Jill Magid: I’m really interested in how structures of society work. The first many years of my practice were about government systems, mainly. A lot of surveillance and CCTV, and that kind of organically led to getting commissioned by the Dutch Intelligence Agency. In trying to understand systems that are closed to citizens—the general public—and yet we pay for them and they are part of our society. How can I engage with them? How can I create a dialogue with closed systems of power? How can power become more fluid by one’s participation with it?
For the surveillance system of Liverpool, I read everything I could on that system to understand how it works. I found that the bureaucratic system has poetic space because it’s so strict there are ways to undercut and see through it, how to enter and participate in it. Sometimes the document is a kind of map showing how a structure is intended to work.
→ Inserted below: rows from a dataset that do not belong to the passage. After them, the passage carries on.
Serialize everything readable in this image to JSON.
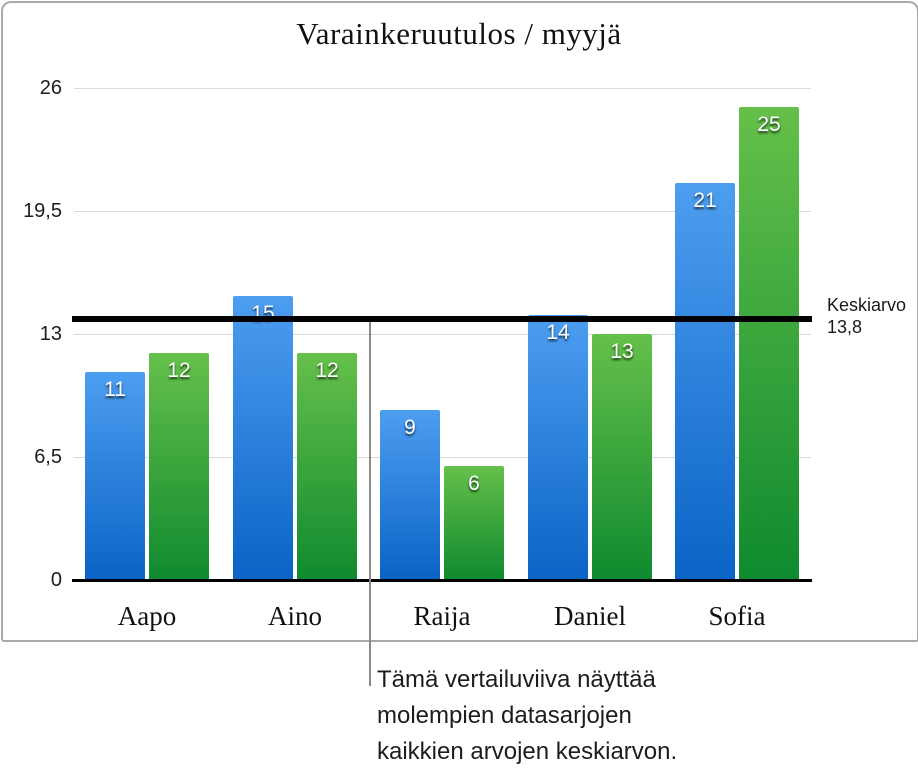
{
  "chart_data": {
    "type": "bar",
    "title": "Varainkeruutulos / myyjä",
    "categories": [
      "Aapo",
      "Aino",
      "Raija",
      "Daniel",
      "Sofia"
    ],
    "series": [
      {
        "name": "blue-series",
        "color_top": "#4d9ef0",
        "color_bottom": "#0a63c5",
        "values": [
          11,
          15,
          9,
          14,
          21
        ]
      },
      {
        "name": "green-series",
        "color_top": "#65c04a",
        "color_bottom": "#0f8a2f",
        "values": [
          12,
          12,
          6,
          13,
          25
        ]
      }
    ],
    "y_axis": {
      "min": 0,
      "max": 26,
      "tick_values": [
        0,
        6.5,
        13,
        19.5,
        26
      ],
      "tick_labels": [
        "0",
        "6,5",
        "13",
        "19,5",
        "26"
      ],
      "grid": true
    },
    "xlabel": "",
    "ylabel": "",
    "legend": "none",
    "reference_line": {
      "value": 13.8,
      "color": "#000000",
      "label_lines": [
        "Keskiarvo",
        "13,8"
      ]
    }
  },
  "callout": {
    "lines": [
      "Tämä vertailuviiva näyttää",
      "molempien datasarjojen",
      "kaikkien arvojen keskiarvon."
    ]
  }
}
The Barragan Archives project was the first time investigation led to corporate control as opposed to government control, but then I found out that governments are kind of mixed into corporate control. So these are the themes in trying to access power and do it through ways that are kind of romantic and very human and intimate.
Alfredo Jaar: The model I have used my entire career has always been the same. Before acting in a world I need to understand it. I always thought that artists cannot represent the idea. We cannot. What we do is represent and create a new reality. It’s never real. The representation of the real becomes a new reality. What we do, in a way, is we create models of looking at the world. Or in my case ideally, models of thinking the world. We superimpose a model on top of an existing model. The truth is there. And we represent it and by doing so create a new reality which is in the intellectual world. This is our freedom. This is our right.